One of these key initiatives is to improve our "technical grip" by promoting technical career paths in IT, leveraging our fellow internal program and IT expert network. For example, our top professional performers are now granted IT Expert, Distinguished Engineer or Fellow in recognition of their significant achievements and contribution to our strategy. Most of the authors of this blog got one of these company’s distinction.

But perhaps, one of the most impactful initiate we launched is what we call internally “Boosters”.

The idea was to learn to build & operate this resilient, reactive and highly distributed information system by doing first use cases, show case to the rest of the organization and set up capabilities (knowledge, technologies, support team, way of working, …) that should make easier for delivery teams to grasp modernization opportunities and start their journey. In a sense we will build, no more a roadmap, but rather a map of roads toward IS modernization 😄.

To encourage delivery teams to embark on the adventure, a facilitation team of experts is leading the paradigm changes by bringing expertise, generating momentum & remove obstacles. An incentive budget is distributed each year to help the booster teams with most impactful modernization initiatives proposal.

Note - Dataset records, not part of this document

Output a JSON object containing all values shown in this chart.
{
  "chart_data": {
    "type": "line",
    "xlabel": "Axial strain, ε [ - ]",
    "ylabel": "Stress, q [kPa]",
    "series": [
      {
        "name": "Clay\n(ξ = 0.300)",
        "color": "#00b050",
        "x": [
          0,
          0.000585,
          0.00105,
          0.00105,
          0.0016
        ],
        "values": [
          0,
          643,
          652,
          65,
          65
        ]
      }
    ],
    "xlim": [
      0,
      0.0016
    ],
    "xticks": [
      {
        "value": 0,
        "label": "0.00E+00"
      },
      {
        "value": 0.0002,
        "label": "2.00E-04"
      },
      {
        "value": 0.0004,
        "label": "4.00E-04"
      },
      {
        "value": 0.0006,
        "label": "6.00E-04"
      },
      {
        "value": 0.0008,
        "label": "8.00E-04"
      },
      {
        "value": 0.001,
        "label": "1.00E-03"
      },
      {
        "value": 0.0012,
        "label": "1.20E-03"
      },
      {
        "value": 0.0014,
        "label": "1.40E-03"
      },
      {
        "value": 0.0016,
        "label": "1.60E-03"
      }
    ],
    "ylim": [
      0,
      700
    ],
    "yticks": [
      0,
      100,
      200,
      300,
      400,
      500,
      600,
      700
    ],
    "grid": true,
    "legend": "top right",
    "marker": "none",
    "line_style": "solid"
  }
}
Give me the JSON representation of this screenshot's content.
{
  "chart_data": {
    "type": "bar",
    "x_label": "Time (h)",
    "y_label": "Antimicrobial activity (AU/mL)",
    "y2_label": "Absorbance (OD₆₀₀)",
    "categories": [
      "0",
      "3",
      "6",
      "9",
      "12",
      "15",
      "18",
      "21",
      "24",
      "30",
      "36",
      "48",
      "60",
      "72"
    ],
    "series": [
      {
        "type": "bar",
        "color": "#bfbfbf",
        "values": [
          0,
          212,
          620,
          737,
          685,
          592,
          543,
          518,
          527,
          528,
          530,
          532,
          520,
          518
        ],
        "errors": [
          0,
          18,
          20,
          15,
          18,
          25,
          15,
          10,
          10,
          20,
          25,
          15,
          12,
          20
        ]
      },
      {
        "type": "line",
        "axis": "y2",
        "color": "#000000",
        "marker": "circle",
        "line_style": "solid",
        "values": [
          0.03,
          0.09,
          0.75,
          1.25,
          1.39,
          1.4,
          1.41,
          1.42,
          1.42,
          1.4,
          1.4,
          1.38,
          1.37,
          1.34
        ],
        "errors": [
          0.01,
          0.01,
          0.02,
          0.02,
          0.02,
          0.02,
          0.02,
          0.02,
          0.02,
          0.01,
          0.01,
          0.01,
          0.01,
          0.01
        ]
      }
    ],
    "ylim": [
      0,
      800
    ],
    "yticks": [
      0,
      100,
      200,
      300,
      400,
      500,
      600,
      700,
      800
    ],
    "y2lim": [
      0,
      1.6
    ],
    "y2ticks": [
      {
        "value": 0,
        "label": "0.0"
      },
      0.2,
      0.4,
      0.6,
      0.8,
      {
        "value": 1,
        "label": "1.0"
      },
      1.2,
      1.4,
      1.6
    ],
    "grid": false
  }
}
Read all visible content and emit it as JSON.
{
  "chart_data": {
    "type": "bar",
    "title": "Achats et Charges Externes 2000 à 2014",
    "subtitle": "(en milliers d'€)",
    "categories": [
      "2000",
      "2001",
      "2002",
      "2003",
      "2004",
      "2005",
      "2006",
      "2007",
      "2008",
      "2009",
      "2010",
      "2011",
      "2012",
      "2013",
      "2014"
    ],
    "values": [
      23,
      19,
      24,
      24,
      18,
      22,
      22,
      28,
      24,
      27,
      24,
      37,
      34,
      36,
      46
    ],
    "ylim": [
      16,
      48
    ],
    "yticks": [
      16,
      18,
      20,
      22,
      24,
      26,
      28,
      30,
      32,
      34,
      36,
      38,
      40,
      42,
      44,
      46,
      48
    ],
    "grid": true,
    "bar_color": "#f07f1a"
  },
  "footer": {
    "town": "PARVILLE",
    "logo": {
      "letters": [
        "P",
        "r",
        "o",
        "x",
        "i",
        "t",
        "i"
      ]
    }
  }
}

To support risk taking a reward ceremony that we call ‘Evergreen awards’ is regularly organized by the leadership team and the management. It recognizes, values and thanks teams that help our organization to make progress toward our goals (we have 5 levels to highlight the progression: from the initiate person to the sage person 🙂).

Although much remains to be done, Boosters initiative give very good results so far. We started to refactor and gradually replace some of our legacies systems using “born to the cloud” technologies, improving quality of service and quality of experience for our end-users. Some have been fully rewrite and move to the cloud, opening the door to new functionalities of high value for our businesses.

The next articles in this series will be dedicated to deep-dive to these achievements.